Scritto da rem il 13 Novembre, 2011
cronache / 5 Commenti

Sono le tre e vorrei provare a dormire, oggi la Tc non funziona, il 118 è stato avvisato  e l’afflusso dei pazienti è inferiore al solito, ma basta solo pensare di poter riposare,  prima ancora di pronunciare le fatidiche parole “ragazzi io proverei a mettermi  giù“ che il campanello del triage suona ripetutamente.
Provo lo stesso a stendermi ma so già che servirà solo a farmi rilassare le gambe affaticate per pochi minuti, il telefono  squilla  nella stanza del  medico di guardia. “ ci sono visite” dice Daniele dal triage.
Poi lo incontro prima di entrare in sala visita “ è una coppia di anziani, lui questa sera  le ha misurato la pressione  e l’ha trovata molto bassa così si è spaventato e l’ha portata qui” Sono nervoso, incazzato, volevo davvero riposare, domani speravo di godermi un po’ la giornata invece di morire stramazzato sul letto.
Cazzo è possibile che ormai si venga al pronto soccorso per qualsiasi cazzata, ma se la signora stava bene che cosa l’ha portata a fare e perchè cazzo le ha misurato la pressione alle tre di notte?
Non se ne può più di tutti questi anziani.
Indosso comunque la mia faccia migliore ed entro nella stanza. Di fronte a me c’è un signore  alto con un buon portamento ed un’espressione di scusa quasi avesse sentito le mie parole.
“sa dottore mia moglie ha 88 anni, ha una grave insufficienza mitralica e lei non ha voluto farsi operare ma io ho paura, ho paura che muoia, sa stiamo insieme da 50 anni”.

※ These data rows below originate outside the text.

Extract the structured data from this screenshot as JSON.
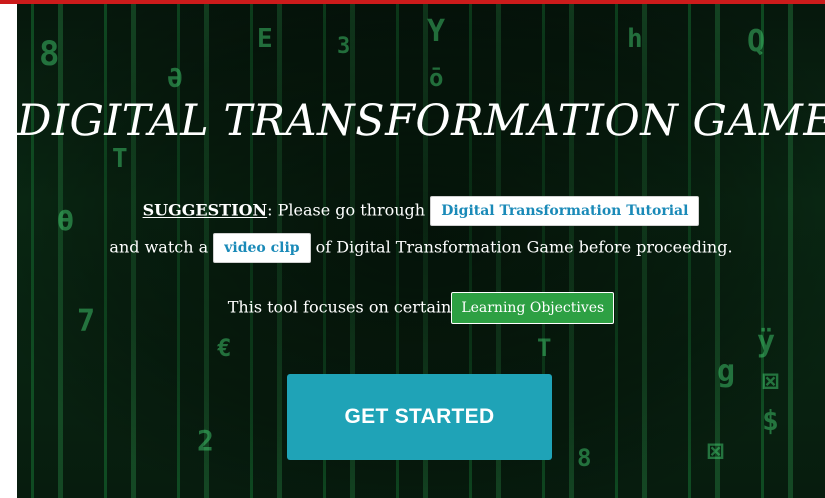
{
  "page": {
    "title": "DIGITAL TRANSFORMATION GAME",
    "suggestion_label": "SUGGESTION",
    "suggestion_text_1": ": Please go through",
    "tutorial_link": "Digital Transformation Tutorial",
    "suggestion_text_2": "and watch a",
    "video_link": "video clip",
    "suggestion_text_3": "of Digital Transformation Game before proceeding.",
    "objectives_text": "This tool focuses on certain",
    "objectives_link": "Learning Objectives",
    "cta_label": "GET STARTED"
  },
  "colors": {
    "top_bar": "#cc1b1b",
    "tutorial_chip_text": "#1a8ab8",
    "objectives_chip": "#2da043",
    "cta_button": "#1fa3b7"
  }
}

Ci metto un attimo ad ingoiarmi i pensieri e a sentirmi un imbecille
La moglie è lì, già stesa sul lettino tranquilla con una faccia un po’ seccata
“ è lui, è lui che ha voluto potarmi, io sto bene, non volevo venire, ma lui si spaventa sempre per ogni cosa e mi porta in ospedale  ma quando torniamo a casa mi sente.”
“Va bene signora adesso vediamo”
Gonfio il manicotto e sgonfio lentamente : 120/70,  magnifico! c’è una fibrillazione atriale (già nota) con una frequenza normale, la  signora respira benissimo da supina, la saturazione è sopra i 98% in aria ambiente, c’è  un gran soffio puntale ma non lo straccio di un rumore umido sul torace, niente all’addome, non edemi. Lei  mi guarda e sorride
“ allora dottore è vero che posso tornare  a casa ? tanto io non mi faccio operare ho già deciso, ho 88 anni, dottore. Daniele mi mostra l’ecg: ndp, sovrapponibile ai tracciati precedenti.
“Certo signora che può tornare a casa “.
Lei guarda il marito soddisfatta, lui le si avvicina per baciarla, lei lo allontana, sembrano due ragazzi, potrebbero avere cinquant’anni di meno.
Scaramucce da innamorati.
Cazzo che triste è la  vita. Lui sa che la perderà da un momento all’altro ed ha una paura del diavolo, ha tanta paura che non riesce a godersi il tempo che ancora vivranno insieme. D’altra parte, mi dice, i dottori gli hanno detto che se lei non si farà operare morirà senz’altro e di non farle fare quasi niente, nessuno sforzo, qualcuno la ha anche trattata male perchè ha rifiutato di farsi operare. Sì, lo so, in ogni categoria ci sono gli  stronzi integralisti, o fai come dicono loro o si incazzano, si offendono.
Come se non sapessero che a ottantotto anni, anche senza un’insufficienza mitralica si può morire da un momento all’altro.
O anche a quarant’anni o anche meno.
Come se non sapessero che si muore ugualmente.
Tornate a casa tranquilli, e lei non si preoccupi, la porti pure al mare con la macchina, poi quando siete lì sedetevi davanti al mare  e guardate forte più che potete,  fate finta di niente come se doveste vivere per sempre insieme, non abbiate paura.
E’ quel che mi sento dire, più o meno
Qualche volta mi scordo che le parole servono davvero.
Lui  finalmente si rilassa e sorride.
Chiudo il verbale, vorrei scrivere ‘paura di perdersi dopo 50 anni di matrimonio’
Dici poco? È una diagnosi che mette i brividi, allora scrivo ‘riferita ipotensione in nota insufficienza mitralica severa (la pz ha rifiutato l’intervento cardiochirurgico)’

E’ più corretta,  ma di verità solo l’ombra.